Siren Queen(20)



November third dawned bright and terribly clear. I dressed in Donna Schafer’s red dress again, and in my fresh-polished heels, I waited outside for the car from Wolfe Studios. The dead were gone, I was still alive, and I had worn myself out being frightened and nervous over the last few months. There was nothing left to me but an aching calm.

The car that arrived for me was sleek and black, as funereal as it was grand. It felt like a joke when the man in the uniform opened the door for me, but I nodded regally at him before taking a seat inside.

Watching out the window of the car was as good as a motion picture itself. The mean, dark buildings of Hungarian Hill gave way to houses and stores that were taller and cleaner. We drove up into the hills, and the low buildings grew grander, became gleaming shops, and finally became that rarest of things, space, open space, enough space to think, to run if you wanted or to be alone.

There were a pair of silver wolves guarding the entrance to the studio. They gleamed in the light, and the gears that powered their long limbs and their powerful jaws moved just as smooth as life. The driver paused, opening the window to let one poke its broad head in. I heard it sniffing curiously even as the other gazed at me with blank mechanical menace. Then in tandem, they both went and lay down again, the geniuses inside that powered them growing cool once more with nothing to attack.

“Thank God,” the driver muttered. “Last month they tore the top off of a taxi.”

“Was the taxi trying to get in?” I asked, and the driver shrugged.

“Who the hell knows. Those two don’t need much of an excuse, that’s for sure.”

Wolfe Studios was a disappointment at first. Unlike the palatial homes and verdant parks we had passed, it looked no different than a set of warehouses piled on top of each other. Here and there, I saw people wheeling around trash cans and dragging along racks of equipment, and somewhere far in front of us I saw a flash of strange and silver light, but otherwise, it looked as dull and dusty as any other place I had ever been.

That doubt gnawed at my heart until that silver light returned, this time shooting straight up into the sky. It disappeared, invisible in the autumn sunlight, but it would gleam at night, and there would be a new name on the marquees, a new immortal where before there had been darkness.

People rushed out into the street to see, and the car ground to a snail’s pace.

A moment later, the crowd parted to reveal a slender white girl, her butter-gold hair dragged down her back and her dark blue eyes vivid with mascara and panic as she ran headlong through the onlookers. The shoulder of her Roman robe slouched down her arm, revealing her lacy bra strap underneath as well as some of the strapping that kept her breasts almost flat to her chest.

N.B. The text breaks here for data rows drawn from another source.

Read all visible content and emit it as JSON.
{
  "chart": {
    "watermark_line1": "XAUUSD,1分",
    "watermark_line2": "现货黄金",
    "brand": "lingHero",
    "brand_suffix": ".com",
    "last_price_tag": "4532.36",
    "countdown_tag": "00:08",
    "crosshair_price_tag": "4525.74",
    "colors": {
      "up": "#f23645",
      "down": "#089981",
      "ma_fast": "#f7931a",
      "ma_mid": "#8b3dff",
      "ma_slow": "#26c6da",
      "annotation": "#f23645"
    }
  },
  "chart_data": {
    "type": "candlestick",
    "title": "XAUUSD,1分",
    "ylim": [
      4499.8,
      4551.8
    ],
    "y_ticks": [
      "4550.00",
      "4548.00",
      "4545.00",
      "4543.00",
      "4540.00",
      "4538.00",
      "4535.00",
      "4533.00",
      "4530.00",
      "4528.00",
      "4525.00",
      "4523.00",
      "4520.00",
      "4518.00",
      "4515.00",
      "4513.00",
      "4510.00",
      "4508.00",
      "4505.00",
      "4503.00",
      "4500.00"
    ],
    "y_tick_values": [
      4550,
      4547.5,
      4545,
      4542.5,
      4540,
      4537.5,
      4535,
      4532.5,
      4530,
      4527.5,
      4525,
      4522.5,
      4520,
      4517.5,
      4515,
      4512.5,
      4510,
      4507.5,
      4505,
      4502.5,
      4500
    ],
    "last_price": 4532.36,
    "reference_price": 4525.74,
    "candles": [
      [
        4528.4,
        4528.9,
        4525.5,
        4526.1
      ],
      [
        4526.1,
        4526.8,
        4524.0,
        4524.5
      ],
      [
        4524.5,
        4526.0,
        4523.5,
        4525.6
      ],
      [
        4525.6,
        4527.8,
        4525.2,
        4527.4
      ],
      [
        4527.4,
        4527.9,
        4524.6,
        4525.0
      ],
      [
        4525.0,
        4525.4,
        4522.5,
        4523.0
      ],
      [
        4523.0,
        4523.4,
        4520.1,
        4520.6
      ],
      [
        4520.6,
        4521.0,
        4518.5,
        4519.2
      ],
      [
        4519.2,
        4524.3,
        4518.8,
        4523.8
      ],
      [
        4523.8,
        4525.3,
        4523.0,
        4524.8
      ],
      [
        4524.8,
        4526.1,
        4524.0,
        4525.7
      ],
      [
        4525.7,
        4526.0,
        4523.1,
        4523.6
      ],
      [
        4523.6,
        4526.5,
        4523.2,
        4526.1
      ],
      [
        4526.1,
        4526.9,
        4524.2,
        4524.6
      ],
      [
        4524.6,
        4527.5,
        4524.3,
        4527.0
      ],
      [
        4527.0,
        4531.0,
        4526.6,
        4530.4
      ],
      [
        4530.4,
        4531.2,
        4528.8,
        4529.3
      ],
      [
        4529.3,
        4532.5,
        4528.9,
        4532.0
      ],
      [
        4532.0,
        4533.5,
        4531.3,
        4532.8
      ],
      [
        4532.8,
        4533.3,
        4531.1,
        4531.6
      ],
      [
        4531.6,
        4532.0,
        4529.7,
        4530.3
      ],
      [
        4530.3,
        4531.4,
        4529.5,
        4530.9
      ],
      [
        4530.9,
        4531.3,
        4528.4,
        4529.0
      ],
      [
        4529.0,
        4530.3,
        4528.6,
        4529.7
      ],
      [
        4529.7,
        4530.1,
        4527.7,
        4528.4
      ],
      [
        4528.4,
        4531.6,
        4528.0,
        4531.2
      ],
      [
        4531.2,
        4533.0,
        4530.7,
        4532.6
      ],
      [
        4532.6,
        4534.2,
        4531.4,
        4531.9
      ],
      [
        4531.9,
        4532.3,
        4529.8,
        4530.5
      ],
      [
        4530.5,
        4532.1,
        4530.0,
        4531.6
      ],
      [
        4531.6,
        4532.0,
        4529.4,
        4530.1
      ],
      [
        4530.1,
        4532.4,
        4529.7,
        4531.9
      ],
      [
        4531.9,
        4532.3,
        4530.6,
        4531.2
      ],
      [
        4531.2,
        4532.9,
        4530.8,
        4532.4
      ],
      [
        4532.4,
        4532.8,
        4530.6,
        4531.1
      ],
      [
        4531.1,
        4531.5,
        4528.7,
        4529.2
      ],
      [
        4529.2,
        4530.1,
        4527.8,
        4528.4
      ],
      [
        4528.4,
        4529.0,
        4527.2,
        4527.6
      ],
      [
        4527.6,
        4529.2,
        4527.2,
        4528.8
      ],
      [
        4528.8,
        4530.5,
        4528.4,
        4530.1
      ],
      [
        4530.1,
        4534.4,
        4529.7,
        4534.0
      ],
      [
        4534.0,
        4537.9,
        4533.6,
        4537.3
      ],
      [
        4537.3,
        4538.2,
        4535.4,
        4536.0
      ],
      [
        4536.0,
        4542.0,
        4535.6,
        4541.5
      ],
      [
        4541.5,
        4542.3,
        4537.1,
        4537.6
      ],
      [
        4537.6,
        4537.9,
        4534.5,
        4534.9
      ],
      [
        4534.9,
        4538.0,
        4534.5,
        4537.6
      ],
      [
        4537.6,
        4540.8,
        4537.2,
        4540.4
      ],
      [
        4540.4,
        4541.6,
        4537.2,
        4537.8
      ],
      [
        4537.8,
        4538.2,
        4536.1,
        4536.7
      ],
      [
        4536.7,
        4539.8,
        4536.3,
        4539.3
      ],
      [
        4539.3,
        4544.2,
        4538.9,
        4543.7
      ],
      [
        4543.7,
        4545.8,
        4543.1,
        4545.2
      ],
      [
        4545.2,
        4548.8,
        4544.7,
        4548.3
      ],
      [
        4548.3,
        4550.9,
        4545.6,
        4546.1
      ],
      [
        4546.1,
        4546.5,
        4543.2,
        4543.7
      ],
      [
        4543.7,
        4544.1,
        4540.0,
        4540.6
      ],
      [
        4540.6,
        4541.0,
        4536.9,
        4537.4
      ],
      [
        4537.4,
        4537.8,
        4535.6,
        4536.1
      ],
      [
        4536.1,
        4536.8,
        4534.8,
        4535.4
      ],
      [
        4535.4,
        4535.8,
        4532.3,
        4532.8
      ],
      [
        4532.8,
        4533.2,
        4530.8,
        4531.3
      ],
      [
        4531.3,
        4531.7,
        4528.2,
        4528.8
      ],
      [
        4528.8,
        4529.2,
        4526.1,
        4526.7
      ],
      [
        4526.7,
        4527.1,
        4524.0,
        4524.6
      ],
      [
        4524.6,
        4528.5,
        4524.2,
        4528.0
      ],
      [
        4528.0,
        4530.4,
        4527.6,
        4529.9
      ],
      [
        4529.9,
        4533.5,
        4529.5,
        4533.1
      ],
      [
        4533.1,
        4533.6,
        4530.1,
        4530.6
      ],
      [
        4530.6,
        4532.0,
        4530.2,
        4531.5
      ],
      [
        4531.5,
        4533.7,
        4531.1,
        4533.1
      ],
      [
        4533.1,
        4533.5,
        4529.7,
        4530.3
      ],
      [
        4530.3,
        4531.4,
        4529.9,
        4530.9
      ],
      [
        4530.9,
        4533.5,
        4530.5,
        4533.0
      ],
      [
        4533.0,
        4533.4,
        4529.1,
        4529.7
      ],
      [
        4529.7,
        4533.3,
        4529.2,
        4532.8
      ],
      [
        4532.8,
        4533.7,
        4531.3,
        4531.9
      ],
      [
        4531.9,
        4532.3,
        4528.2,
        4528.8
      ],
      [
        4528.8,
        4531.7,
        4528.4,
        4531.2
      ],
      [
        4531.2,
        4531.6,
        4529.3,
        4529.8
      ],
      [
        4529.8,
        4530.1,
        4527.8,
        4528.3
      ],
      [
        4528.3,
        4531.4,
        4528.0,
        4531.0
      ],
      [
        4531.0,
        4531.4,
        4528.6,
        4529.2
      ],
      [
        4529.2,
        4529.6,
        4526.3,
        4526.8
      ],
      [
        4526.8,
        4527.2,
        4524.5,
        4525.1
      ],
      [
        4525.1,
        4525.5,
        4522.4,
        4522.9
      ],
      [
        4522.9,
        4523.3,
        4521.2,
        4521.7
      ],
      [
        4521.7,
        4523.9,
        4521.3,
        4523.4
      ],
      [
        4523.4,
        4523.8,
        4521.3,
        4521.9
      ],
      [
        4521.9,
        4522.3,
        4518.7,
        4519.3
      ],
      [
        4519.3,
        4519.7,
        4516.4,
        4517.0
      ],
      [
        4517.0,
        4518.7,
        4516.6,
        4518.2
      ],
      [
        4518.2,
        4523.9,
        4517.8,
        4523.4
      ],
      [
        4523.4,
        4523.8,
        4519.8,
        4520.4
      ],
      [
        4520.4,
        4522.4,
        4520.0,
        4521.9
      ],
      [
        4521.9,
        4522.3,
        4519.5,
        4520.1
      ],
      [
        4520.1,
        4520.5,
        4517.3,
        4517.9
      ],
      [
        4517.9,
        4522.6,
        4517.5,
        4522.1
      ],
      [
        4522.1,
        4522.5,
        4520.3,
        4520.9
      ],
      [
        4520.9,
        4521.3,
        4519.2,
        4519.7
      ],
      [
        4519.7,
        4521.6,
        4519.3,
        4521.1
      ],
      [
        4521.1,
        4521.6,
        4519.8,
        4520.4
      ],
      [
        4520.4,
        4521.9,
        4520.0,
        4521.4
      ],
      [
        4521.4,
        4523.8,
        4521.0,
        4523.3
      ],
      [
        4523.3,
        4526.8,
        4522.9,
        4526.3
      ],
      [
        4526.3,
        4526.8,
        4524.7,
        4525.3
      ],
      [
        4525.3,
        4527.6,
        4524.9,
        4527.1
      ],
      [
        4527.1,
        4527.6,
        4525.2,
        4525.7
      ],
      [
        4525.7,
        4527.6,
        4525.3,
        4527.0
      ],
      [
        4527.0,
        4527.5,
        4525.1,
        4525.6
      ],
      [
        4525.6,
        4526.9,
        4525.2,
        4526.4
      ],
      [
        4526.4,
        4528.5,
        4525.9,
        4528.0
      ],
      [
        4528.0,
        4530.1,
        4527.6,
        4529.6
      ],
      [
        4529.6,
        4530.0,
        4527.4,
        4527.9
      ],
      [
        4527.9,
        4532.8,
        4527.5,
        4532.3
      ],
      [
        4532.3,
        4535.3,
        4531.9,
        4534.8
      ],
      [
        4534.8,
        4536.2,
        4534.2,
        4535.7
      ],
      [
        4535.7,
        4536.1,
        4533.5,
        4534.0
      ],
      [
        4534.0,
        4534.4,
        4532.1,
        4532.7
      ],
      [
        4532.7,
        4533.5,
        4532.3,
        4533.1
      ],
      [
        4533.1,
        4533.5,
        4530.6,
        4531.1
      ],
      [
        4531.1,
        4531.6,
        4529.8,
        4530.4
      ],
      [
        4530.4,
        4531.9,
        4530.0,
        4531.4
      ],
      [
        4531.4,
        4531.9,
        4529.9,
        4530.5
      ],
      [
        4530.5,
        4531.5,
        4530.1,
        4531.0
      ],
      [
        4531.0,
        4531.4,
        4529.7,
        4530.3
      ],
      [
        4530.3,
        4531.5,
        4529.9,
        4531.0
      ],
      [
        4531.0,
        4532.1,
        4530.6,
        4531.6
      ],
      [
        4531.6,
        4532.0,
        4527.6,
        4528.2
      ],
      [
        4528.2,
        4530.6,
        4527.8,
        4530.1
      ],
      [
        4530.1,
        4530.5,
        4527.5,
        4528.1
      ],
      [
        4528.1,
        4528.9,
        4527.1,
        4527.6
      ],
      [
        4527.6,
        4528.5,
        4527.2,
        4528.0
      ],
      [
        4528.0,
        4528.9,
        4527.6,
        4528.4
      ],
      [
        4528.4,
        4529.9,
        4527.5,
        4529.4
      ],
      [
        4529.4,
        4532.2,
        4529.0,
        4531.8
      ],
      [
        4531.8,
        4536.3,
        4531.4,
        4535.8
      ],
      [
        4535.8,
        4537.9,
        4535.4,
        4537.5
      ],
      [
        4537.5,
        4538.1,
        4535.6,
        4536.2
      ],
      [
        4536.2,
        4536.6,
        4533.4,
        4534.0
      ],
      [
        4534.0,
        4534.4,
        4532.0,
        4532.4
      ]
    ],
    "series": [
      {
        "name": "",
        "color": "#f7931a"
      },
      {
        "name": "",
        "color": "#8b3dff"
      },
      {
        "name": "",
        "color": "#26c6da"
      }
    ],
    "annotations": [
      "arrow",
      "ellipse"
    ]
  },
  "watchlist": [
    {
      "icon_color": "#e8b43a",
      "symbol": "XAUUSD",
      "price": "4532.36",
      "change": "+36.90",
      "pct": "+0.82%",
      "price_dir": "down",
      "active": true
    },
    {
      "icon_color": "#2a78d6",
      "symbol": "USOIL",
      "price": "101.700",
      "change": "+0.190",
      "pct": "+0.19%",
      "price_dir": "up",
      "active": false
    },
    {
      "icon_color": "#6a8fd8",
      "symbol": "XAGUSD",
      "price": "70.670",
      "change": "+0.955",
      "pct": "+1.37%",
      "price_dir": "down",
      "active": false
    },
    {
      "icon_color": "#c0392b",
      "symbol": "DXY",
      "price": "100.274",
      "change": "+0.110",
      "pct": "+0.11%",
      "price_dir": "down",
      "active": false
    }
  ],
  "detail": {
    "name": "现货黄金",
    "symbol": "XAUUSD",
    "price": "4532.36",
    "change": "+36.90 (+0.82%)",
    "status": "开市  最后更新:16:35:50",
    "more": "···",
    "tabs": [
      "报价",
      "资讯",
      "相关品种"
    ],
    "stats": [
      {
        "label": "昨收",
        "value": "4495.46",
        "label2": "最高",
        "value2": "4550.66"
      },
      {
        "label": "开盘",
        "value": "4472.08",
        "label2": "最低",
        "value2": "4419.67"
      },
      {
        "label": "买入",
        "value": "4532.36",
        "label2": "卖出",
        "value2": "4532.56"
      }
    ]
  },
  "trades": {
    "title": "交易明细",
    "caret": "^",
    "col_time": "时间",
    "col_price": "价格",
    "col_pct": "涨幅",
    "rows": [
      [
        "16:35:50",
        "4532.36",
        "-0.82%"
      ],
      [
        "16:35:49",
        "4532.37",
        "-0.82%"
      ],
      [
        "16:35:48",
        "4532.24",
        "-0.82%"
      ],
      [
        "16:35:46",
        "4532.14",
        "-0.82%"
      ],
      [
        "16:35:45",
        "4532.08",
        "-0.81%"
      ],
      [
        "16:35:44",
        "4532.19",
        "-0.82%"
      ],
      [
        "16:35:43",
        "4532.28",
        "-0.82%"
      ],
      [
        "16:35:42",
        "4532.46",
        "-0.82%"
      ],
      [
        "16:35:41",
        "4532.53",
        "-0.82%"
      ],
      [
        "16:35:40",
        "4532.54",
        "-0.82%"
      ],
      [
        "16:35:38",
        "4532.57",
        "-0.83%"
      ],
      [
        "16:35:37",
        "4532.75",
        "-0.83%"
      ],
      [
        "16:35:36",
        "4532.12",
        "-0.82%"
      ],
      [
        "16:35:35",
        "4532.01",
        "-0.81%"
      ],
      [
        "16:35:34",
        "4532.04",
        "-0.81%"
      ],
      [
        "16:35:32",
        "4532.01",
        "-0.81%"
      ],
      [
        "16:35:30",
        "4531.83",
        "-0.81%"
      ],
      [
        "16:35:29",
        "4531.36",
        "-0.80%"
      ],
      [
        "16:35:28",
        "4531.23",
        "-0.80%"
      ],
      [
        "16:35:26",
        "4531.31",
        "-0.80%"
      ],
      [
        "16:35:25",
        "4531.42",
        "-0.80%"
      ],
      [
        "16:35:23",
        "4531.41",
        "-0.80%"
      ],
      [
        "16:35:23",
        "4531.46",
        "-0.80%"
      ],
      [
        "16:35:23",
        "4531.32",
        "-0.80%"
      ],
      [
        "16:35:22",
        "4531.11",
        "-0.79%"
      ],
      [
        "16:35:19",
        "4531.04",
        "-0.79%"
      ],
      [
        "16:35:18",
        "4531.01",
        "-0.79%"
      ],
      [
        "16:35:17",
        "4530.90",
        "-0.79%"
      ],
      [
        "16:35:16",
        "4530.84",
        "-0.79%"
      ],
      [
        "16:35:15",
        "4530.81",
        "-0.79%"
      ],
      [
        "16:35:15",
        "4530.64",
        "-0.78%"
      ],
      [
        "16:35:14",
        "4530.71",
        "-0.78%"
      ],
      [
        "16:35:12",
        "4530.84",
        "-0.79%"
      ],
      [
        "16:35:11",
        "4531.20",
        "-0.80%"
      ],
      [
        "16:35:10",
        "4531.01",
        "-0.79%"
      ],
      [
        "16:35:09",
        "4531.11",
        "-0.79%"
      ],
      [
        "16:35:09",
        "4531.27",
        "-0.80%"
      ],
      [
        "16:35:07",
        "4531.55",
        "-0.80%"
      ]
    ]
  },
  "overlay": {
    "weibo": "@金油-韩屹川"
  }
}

“Oh, oh, oh,” she cried, her mouth a dark cavern in the middle of her face, and instinctively, I knew that if anyone mortal touched her then, they would only burn.

She turned, and I could see the dark blood that spilled down her side. When they pulled the cloth away, they would find her skin miraculously healed.

“Who is that?” I asked, stunned, and the driver shook his head, as startled as I was.

“I should know,” he muttered. “For someone like that, for … I should know.”

He didn’t. No one did, not then, but they would.

She paused in front of the car, and despite my Atlantic cold, I shrank back. I had seen some of that incandescent glow before, scraps of it on the actresses with Jacko on Baker Street, the polished and tamed gleam of it on the picture screen. In person, it was blinding, something that could kill you.

Her wild eyes met mine. I couldn’t look away. I never wanted to. I had never wanted to worship before, but now I wanted to sink down, to pray, to give thanks and fear and love. My hand was on the door handle.

Before I could stumble out into her splendor, a pair of tall men approached her cautiously. One had a robe, and the other a carafe of water so cold that steam rose up from its wet sides.

There was a moment where we all verged on destruction, and then she allowed them to cover her. She sipped at the cold water, and she became human again, if she ever could be human again. They led her away, leaving a worshipful crowd behind her, but before she vanished, she looked back over her shoulder. Her eyes met mine, and there was the tug of a claim on my soul.

When she was gone, I pushed that claim away as hard as I could. I felt feverish, my body too warm, my teeth chattering together. It was as if there were a hook through my heart, and for now, she was letting the chain attached to that hook play out through her fingers. Someday, she would tug and I would come, and the idea horrified me and fascinated me all at once. For now, all I could do was try to rip that hook out, but I might as well have ripped out my heart.

“Something else again,” said the driver, shaking his head as he started to drive. “Maybe that’s good luck for you, though, huh?”

Or maybe that was all the luck to be had in the world for the day, and to hell with me. I had not been raised to think of luck as an infinite resource.

He drove me up to a building that looked a little grander than the rest, stepping out to open the door for me again. He said something kind, I think, but I couldn’t hear him. Instead I stood as straight as I could, and I walked in through the double doors.

There was a brisk-looking woman at the front guarded by two enormous security men, and she looked on me kindly enough.

“Oberlin Wolfe’s eight o’clock? You made it just in time. Take the elevator all the way to the top.”